Comparative examples 4, 13, 14; in the case of luteolin, although the drug loading of example 14 is lower than that of example 4, the final cumulative dissolution release after 130min can reach 59.36%, so that the HP-beta-CD-PVP dual carrier is considered to have better response to pH than the HPMC-PVP dual carrier, and the drug can be well and qualitatively released.

Comparative examples 5, 7, 9, 11; for naringenin, although the drug loading rate of example 7 is lower than that of example 9, the naringenin has more excellent pH responsiveness, and the cumulative dissolution rate at 130min can reach 82.83%. In all examples, the cumulative dissolution of naringenin-HPMC-PVP ternary microencapsulation inclusion complex prepared in example 7 was the highest, indicating that the HPMC-PVP binary vehicle is very suitable for preparing naringenin inclusion complex.

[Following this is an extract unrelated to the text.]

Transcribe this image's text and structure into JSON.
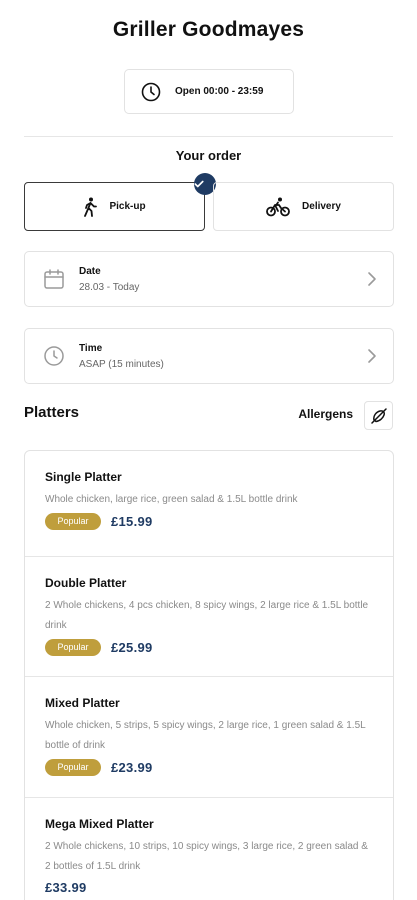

In comparison to examples 6, 15-17, example 15 was able to achieve better pH response for apigenin and its drug loading was 29.68% higher than that of the other examples. As can be seen, the apigenin-HPMC binary microcapsule inclusion compound is superior to the apigenin-HPMC-PVP (or HP-beta-CD-PVP) ternary microcapsule inclusion compound, can achieve a good dissolution effect, and further improves the bioavailability.

After the carrier is selected, good inclusion can be achieved when the mass ratio of the medicine to the carrier is 1: 2.5. In some embodiments, multiple carriers are coated with the same drug and stacked to form a microcapsule.

Finally, it should be noted that: the above embodiments are only used to illustrate the technical solution of the present invention, and not to limit the same; while the invention has been described in detail and with reference to the foregoing embodiments, it will be understood by those skilled in the art that: the technical solutions described in the foregoing embodiments may still be modified, or some or all of the technical features may be equivalently replaced; and the modifications or the substitutions do not make the essence of the corresponding technical solutions depart from the scope of the technical solutions of the embodiments of the present invention.